Na narrativa acompanhamos o ponto de vista de uma criança, Pierrot, inocente e gentil, que devido as diversas mudanças em sua vida, desde o relacionamento conturbado os pais, a morte do pai e depois a morte da mãe e a passagem por um orfanato, ele se encontra em um ambiente chefiado por um homem com ideias terríveis, que aos poucos vai moldando a mente da criança até que se torne um adolescente/jovem ganancioso, perverso e cruel.
Com o passar das páginas e do tempo na história vemos o protagonista perder aquela áurea infantil, fofa e compassiva e vai se tornando um pupilo do Fuher, devido a sua busca por uma nova figura paterna, já que Hittler também era alemão igual ao seu pai e tinhas ideias parecidas com as dele, como a volta da glória alemã.
Devido a essas mudanças, fiquei com uma angústia vendo ele se tornar um menino tão cruel, tratando a tia e os demais empregados da casa tão mal e esquecendo de seu amigo Anshel, queria ficar com raiva dele, mas lembrava de como ele era antes de tudo.

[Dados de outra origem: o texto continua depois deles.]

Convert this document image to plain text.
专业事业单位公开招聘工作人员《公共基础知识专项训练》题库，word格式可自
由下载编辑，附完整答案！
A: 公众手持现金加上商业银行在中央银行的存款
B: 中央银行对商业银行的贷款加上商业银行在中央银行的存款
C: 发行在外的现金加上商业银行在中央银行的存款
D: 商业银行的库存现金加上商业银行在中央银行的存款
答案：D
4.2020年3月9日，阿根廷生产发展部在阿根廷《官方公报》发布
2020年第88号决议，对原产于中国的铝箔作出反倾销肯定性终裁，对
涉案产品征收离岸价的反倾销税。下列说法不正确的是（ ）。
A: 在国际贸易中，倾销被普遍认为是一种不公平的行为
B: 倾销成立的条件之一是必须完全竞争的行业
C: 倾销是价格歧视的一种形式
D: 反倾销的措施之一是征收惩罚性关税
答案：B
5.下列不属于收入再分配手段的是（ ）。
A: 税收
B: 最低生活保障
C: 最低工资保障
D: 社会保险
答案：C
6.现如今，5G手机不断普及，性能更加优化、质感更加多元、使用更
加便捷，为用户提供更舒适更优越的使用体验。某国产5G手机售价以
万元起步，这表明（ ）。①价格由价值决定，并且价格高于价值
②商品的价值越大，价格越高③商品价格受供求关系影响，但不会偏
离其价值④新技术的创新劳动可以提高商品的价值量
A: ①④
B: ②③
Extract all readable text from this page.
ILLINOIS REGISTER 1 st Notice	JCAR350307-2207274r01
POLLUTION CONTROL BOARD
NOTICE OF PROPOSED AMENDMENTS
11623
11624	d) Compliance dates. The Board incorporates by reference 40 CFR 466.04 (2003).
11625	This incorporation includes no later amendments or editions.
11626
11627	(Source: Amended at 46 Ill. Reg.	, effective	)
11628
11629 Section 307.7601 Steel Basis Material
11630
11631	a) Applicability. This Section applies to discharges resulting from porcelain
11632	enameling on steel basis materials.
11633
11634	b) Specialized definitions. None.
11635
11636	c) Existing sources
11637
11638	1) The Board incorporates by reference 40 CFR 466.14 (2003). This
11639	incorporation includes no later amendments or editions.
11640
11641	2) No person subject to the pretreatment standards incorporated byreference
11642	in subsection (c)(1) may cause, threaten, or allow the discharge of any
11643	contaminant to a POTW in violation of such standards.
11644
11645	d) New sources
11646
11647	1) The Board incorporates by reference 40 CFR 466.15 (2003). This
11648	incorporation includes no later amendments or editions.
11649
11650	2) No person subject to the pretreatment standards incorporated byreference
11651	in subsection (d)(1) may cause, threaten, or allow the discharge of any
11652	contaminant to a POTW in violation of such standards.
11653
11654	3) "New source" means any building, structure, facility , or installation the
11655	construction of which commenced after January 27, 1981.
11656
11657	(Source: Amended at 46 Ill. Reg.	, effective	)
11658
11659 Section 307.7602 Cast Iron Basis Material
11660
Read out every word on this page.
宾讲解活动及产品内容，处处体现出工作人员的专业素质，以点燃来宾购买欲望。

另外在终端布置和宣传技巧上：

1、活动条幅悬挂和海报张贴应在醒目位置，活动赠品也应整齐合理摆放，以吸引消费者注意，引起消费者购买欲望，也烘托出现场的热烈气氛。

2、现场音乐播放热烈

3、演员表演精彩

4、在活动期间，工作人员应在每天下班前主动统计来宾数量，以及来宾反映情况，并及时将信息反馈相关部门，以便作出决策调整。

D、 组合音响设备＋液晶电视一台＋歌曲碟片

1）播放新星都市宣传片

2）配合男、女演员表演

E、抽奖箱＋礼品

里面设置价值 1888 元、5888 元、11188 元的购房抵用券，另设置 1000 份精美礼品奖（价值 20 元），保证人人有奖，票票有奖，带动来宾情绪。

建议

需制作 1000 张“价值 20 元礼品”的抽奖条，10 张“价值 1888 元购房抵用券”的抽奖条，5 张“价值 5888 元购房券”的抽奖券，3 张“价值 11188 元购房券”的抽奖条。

Esse livro me fez pensar em como o meio em que vivemos nos molda, como as pessoas que estão a nossa volta nos influenciam, tanto para o bem quanto para o mal, isso no contexto do passado, em que diversas crianças e adolescentes da época da 1°/2°guerra tiveram suas mentes deturbadas por esses ideias pelas pessoas que criavam eles e também hoje em dia, com tantas falas de ódio sendo destiladas na internet e no dia a dia, que acabam sendo assimilados e reproduzidos pelos mais jovens, perpetuando essas práticas antiquadas e danosas em nossa sociedade.
No final fiquei bem surpresa com a revelação do narrador da história, estava tão atenta a história que nem me passou pela cabeça que o narrador da história era o Anshel.
Por fim, uma história difícil, que disse sobre os anos passados, mas também sobre atual.